The third conversion is sometimes called a religious, or spiritual conversion. When Augustine underwent this third conversion, he was on his way to becoming one of the great saints of the Church. Father Lonergan wrote the following about religious, or spiritual conversion:
“Such transforming love has its occasions, its conditions, its causes. But once it comes and as long as it lasts, it takes over. One no longer is one’s own. Moreover, in the measure that this transformation is effective, development comes not merely from below upwards but more fundamentally from above downwards. There has begun a life in which the heart has reasons which reason does not know. There has been opened up a new world … It is such transforming love that enables Paul to say: ‘The life I now live is not my life, but the life which Christ lives in me’” (Gal 2:20).
Can someone have an intellectual conversion and not have it accompanied by a moral conversion? I think this can happen. In fact, it seems to have been Augustine’s situation at least for a time. But can a person have a moral conversion without an intellectual conversion? I think this also can happen. Someone might change his or her way of living but retain the same outlook that he or she had while committing serious sins. An example I am thinking of is a fundamentalist who believes in the completely literal interpretation of sacred Scripture. I think such a person might undergo a moral conversion without undergoing an intellectual conversion.
Can a person undergo a religious conversion without undergoing either an intellectual or a moral conversion? My opinion is that someone who has a religious conversion might not have an intellectual conversion, but it seems a moral conversion would necessarily accompany a religious, or spiritual conversion. Of course, the ideal would be that all three types of conversion take place.
It seems to me that followers of Christ are called to undergo ongoing conversions. What I mean is that Christians are called to enter more deeply into the meaning of Christian faith. They’re also called to avoid sin and most importantly to fall more deeply in love with God.
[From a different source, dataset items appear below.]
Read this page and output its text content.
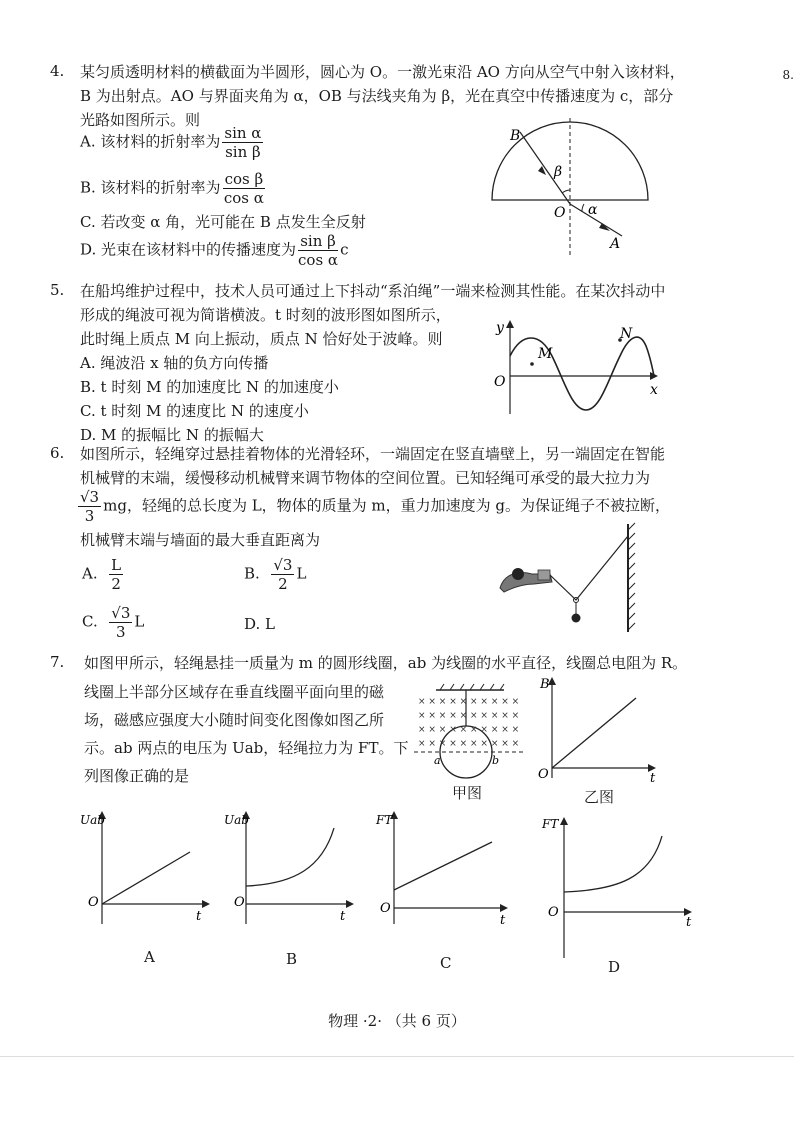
8.
4. 某匀质透明材料的横截面为半圆形，圆心为 O。一激光束沿 AO 方向从空气中射入该材料，
B 为出射点。AO 与界面夹角为 α，OB 与法线夹角为 β，光在真空中传播速度为 c，部分
光路如图所示。则
A. 该材料的折射率为 $\frac{\text{sin α}}{\text{sin β}}$
B. 该材料的折射率为 $\frac{\text{cos β}}{\text{cos α}}$
C. 若改变 α 角，光可能在 B 点发生全反射
D. 光束在该材料中的传播速度为 $\frac{\text{sin β}}{\text{cos α}}$ c
B
β
O α
A
5. 在船坞维护过程中，技术人员可通过上下抖动“系泊绳”一端来检测其性能。在某次抖动中
形成的绳波可视为简谐横波。t 时刻的波形图如图所示，
此时绳上质点 M 向上振动，质点 N 恰好处于波峰。则
A. 绳波沿 x 轴的负方向传播
B. t 时刻 M 的加速度比 N 的加速度小
C. t 时刻 M 的速度比 N 的速度小
D. M 的振幅比 N 的振幅大
y
x
O
M
N
6. 如图所示，轻绳穿过悬挂着物体的光滑轻环，一端固定在竖直墙壁上，另一端固定在智能
机械臂的末端，缓慢移动机械臂来调节物体的空间位置。已知轻绳可承受的最大拉力为
$\frac{√3}{3}$ mg，轻绳的总长度为 L，物体的质量为 m，重力加速度为 g。为保证绳子不被拉断，
机械臂末端与墙面的最大垂直距离为
A. $\frac{L}{2}$	B. $\frac{√3}{2}$ L
C. $\frac{√3}{3}$ L	D. L
7. 如图甲所示，轻绳悬挂一质量为 m 的圆形线圈，ab 为线圈的水平直径，线圈总电阻为 R。
线圈上半部分区域存在垂直线圈平面向里的磁
场，磁感应强度大小随时间变化图像如图乙所
示。ab 两点的电压为 Uab，轻绳拉力为 FT。下
列图像正确的是
× × × × × × × × × ×
× × × × × × × × × ×
× × × × × × × × × ×
× × × × × × × × × ×
a	b
甲图
B
t
O
乙图
Uab
O
t
A
Uab
O
t
B
FT
O
t
C
FT
O
t
D
物理 ·2· （共 6 页）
I see an ongoing conversion not so much as a radical change but rather as an intensifying and deepening of a person’s life. A person’s conscience might be broadened, union with the Risen Lord might become more intimate and the person might become more receptive to the presence of the Holy Spirit.
Father Robert Lauder, a priest of the Diocese of Brooklyn and philosophy professor at St. John’s University, Jamaica, writes a weekly column for the Catholic Press.